I keep seeing this figure of 3 percent being the success rate of relationships that result from affairs. While I certainly understand all the reasons why relationships that begin as affairs often fail, when I look at the relationships that began as affairs in my own circle of family and friends, it doesn't seem accurate.
My father cheated on my mother, and he married his AP. They were married until she died, for 18 years.
I have two friends who met their current spouses while they were married to other people; they are both still married to their AP's.
In my personal situation, my H discovered his college GF on Facebook, they started having their affair, her H found out and filed for D but didn't contact me, I suspected and confronted and was repeatedly told that I was over-reacting and they were "just friends." I filed for D based purely on my gut; and when he finally moved out several months later and moved in directly with this woman, he still wouldn't admit to the affair.

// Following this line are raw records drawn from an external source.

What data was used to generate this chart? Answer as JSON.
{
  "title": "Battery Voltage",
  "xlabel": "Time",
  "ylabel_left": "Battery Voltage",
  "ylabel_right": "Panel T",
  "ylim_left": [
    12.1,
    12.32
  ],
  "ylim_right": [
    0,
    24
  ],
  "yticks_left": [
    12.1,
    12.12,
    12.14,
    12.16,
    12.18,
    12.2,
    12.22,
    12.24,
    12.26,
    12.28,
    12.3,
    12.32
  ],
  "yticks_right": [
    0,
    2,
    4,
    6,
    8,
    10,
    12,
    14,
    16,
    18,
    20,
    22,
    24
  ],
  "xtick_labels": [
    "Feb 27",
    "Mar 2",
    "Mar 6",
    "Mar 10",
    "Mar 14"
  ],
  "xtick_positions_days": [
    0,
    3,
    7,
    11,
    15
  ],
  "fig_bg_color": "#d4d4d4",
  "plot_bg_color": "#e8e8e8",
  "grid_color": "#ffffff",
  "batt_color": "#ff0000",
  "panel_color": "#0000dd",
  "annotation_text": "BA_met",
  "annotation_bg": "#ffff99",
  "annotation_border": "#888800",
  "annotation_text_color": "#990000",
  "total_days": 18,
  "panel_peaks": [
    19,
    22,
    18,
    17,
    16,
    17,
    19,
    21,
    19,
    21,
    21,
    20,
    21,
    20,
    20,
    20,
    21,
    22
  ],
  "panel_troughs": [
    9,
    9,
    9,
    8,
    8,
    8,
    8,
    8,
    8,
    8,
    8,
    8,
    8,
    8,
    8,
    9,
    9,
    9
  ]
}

I later found out that he had been seeing an old HS girlfriend as well who he had also located on FB, and HER H found out and it broke up their marriage, too.
I know that I am better off without him and I don't miss him... he destroyed every shred of love I had for him during the affair and divorce process. Perhaps I am vindictive; I want his current relationship to fail. I really don't care if he finds someone later to be with; I just don't think that he and his AP should be rewarded with a long and healthy relationship when so many marriages and families were broken up in the process. My ex and I have a child, the college GF and her husband have three, the HS GF and her husband have two. All these kids are without married parents now. I've been in contact now with both of the other BS's, one seemed glad to be out of his marriage and the other was hurt but was moving along with his life and already has a great relationship. I've been dating but haven't met anyone who I have those feelings for, and that's okay. I feel that it will happen when the time is right, and know that I have a tremendous lot to offer a man.
I don't have much communication with my ex except for issues regarding our child, and I have no idea how his life is going and really don't want to know. I realize that I should just put this aside and move along with my own life, and for the most part, I do. I keep telling myself that the karma bus will come along... but then I look at these other people I know and think, maybe not. Maybe they are destined to be together and I was just the collateral damage in the situation, and to be quite frank, that makes me feel like crap.
Thoughts? Is 3 percent really an accurate number?